Nowadays, in place of obits that celebrate the "common man," we have obits that celebrate the uncommon one. And the extraordinariness is defined, in most cases, by professional success. Take the obit's typical headline -- "[Name], [Noteworthy Profession/Accomplishment], Dies at [Age]." The formula is loaded: We are reading about [Name], the obit's writer assures us, not because [Name] was kind or funny or interesting or a mean maker of noodles-and-meatsauce; we're reading about them because they somehow meant something extraordinary -- in the most literal sense of the word -- to the rest of us. They invented something. They changed something. They did [Noteworthy Profession/Accomplishment], and thereby put a dent in the universe.
And the mark they made is encrypted in their obituary. Thus, the typical layout, which often goes something like this:
I. Lede/Introduction
A. Age of death
B. Cause of death (unless that cause would be inappropriate to state)
II. Career -- most notable achievements
A. Prizes, awards, etc.
III. Career -- social effects of achievements
A. statistics
B. quotes from colleagues
C. quotes from other experts in the field
D. anecdotes from popular culture
IV. Career -- what led to the major achievements
A. anecdote of previous failure(s) before success achieved
V. Career -- what followed the major achievements
A. details of later work
B. details of retirement
VI. Family
A. He/she is survived by, etc., etc.
"Family," you'll notice, per this traditional formula, literally comes after career. He did this and this and this and this and oh yeah, married some people and fathered some people and is now survived by them, having died at [Age].

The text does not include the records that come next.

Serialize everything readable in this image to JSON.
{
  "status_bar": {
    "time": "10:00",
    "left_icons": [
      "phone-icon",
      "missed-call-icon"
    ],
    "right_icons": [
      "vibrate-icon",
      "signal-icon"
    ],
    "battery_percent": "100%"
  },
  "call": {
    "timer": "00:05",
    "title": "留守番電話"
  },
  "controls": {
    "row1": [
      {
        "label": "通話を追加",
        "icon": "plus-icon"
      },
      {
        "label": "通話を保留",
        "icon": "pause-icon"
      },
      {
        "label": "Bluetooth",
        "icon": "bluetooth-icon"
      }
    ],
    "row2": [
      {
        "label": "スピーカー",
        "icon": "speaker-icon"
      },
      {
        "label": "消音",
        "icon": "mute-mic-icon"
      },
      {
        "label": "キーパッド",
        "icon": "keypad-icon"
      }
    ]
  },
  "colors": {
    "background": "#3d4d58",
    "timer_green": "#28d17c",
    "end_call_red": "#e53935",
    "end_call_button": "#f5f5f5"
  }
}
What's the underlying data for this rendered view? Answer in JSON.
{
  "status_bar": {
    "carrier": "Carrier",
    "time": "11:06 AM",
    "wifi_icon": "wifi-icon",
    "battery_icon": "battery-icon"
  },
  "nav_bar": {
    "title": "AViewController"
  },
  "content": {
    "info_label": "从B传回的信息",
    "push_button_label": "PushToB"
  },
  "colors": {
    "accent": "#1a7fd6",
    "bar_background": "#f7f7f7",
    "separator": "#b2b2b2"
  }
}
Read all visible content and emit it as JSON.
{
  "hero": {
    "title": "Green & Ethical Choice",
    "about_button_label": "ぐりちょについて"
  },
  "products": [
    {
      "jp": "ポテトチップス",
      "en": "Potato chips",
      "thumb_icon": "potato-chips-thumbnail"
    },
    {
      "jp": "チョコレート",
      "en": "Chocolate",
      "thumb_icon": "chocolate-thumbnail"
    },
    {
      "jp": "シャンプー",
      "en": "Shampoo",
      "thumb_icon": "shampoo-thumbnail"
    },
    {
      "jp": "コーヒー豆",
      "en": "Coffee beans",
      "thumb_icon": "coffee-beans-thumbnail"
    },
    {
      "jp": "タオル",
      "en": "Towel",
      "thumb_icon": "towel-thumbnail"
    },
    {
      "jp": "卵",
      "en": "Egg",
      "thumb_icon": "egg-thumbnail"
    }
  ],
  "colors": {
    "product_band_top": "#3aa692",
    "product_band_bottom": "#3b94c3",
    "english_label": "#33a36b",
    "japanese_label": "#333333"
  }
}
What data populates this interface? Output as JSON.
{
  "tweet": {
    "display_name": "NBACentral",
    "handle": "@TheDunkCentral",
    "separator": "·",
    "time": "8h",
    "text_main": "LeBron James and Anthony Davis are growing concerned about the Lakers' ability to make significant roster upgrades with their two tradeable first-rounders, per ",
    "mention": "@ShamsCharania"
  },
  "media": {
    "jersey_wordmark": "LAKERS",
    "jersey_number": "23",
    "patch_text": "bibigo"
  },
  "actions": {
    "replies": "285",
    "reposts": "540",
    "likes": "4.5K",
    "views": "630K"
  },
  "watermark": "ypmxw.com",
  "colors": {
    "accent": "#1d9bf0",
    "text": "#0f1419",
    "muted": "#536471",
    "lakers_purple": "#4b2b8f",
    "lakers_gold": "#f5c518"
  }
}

In that structure, obits are the opposite of their partners in milestone journalism: wedding announcements. Which similarly enforce social norms -- status, wealth, matrimony-as-institution -- even as they tell their stories. Marriage notices value the linear narrative of family accomplishment ("a son of," "the bride's father is ...") and of educational achievement ("he summa cum laude, she magna"), all with a subtext of Societal Value. Obituaries tell the complementary story, but with the same subtext: They focus on the professional, leaving the rest -- the personal stuff, the family stuff, the meat-sauce-y stuff -- merely implied.
And they do that for a very important reason, which is that obituaries function not just as good reading, but as structured morality tales, their interfaces subtly guiding human behavior. This is how to be. This is what we prize. The obituary is a life made normative. And so we read about Yvonne Brill, after her death, not because she is interesting (which she is), or because she was loved (which she was), but because her life reflects -- in a broad and collectively calculated way -- what we have decided to value, publicly and explicitly, as human accomplishment. Obits denude, by design. They are not eulogies, or even elegies, but object lessons: They strip away almost all the facts of somebody's life so that the life may be refigured as a fable. They turn humans into allegories.